Lehre bei Johann Gottfried König.
Während seiner Wanderjahre Mitarbeiter von Gottfried Gassler in Andermatt, Franz Henn in Bern, Ernesto Steinemann in Locarno, Frank Henri Jullien in Genf und den Manuel Frères in Paris.
Mitglied Schweizerischer Photographen Verband (SPhV) (1940–1977, um 1959 Ehrenmitglied, ab 1971 Präsident Sektion Zentralschweiz, 1974–1977 Präsident Zentralverband, um 1977 Ehrenpräsident).
Mitglied der Fotografenfamilie König. Sohn von Johann Gottfried König. Bruder von Hermann Oskar König. Vater von Evelyn König und Jean-Pierre König.

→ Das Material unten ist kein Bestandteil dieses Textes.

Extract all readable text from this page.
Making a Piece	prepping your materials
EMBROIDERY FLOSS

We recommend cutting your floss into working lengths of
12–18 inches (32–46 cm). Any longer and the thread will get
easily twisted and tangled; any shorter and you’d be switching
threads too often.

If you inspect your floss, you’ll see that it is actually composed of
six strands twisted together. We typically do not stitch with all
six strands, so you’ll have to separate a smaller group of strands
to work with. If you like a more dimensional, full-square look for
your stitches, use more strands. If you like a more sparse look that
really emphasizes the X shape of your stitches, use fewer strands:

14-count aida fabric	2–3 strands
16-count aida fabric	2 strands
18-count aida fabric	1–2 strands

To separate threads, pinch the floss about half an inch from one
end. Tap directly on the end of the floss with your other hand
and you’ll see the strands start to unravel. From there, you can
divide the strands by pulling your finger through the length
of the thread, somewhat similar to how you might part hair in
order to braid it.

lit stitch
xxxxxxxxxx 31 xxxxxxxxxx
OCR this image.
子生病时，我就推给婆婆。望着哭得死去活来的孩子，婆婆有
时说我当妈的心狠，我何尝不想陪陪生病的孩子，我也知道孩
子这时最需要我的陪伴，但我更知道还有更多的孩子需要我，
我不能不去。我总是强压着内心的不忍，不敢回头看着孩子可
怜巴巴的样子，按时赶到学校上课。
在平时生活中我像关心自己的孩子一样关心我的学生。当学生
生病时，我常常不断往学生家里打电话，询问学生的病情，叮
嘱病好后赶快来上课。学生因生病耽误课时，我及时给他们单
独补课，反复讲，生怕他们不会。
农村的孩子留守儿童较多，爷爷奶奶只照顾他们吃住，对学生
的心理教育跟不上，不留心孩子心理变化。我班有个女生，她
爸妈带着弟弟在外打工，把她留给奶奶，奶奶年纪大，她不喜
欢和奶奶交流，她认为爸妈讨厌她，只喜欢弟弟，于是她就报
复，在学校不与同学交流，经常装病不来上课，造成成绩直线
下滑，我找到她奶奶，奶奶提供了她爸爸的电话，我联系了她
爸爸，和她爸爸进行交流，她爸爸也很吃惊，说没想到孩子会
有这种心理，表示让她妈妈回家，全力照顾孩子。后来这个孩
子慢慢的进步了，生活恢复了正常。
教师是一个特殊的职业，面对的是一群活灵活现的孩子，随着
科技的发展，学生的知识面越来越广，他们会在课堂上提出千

Befreundet mit Josef Laubacher.

Hans König schloss 1924 die Handelsschule mit Diplom ab und erlernte danach den Fotografenberuf bei seinem Vater in Solothurn. Seine Wanderjahre führten ihn nach Andermatt, Bern, Locarno, Genf und Paris. Anfang der 1930er Jahre übersiedelte er dann nach Albertville (Savoie), um dort die Zweigstelle eines Fotografen zu führen. In Albertville lernte er auch seine spätere Ehefrau Suzette Billet kennen.
Wegen des Kriegsausbruchs musste Hans König in die Schweiz zurückkehren, wo er sich in Luzern niederliess und Militärdienst beim Festungswachtkorps leistete. Nach dem Krieg blieb er weiterhin beim Militär, wo er auch fotografierte. 1946 trat er als Fotofachlehrer im Nebenamt in die Luzerner Gewerbeschule ein und unterrichtete dort bis 1973. Neben seiner Fotografen- und Lehrtätigkeit engagierte er sich auch im Schweizerischen Fotografenverband.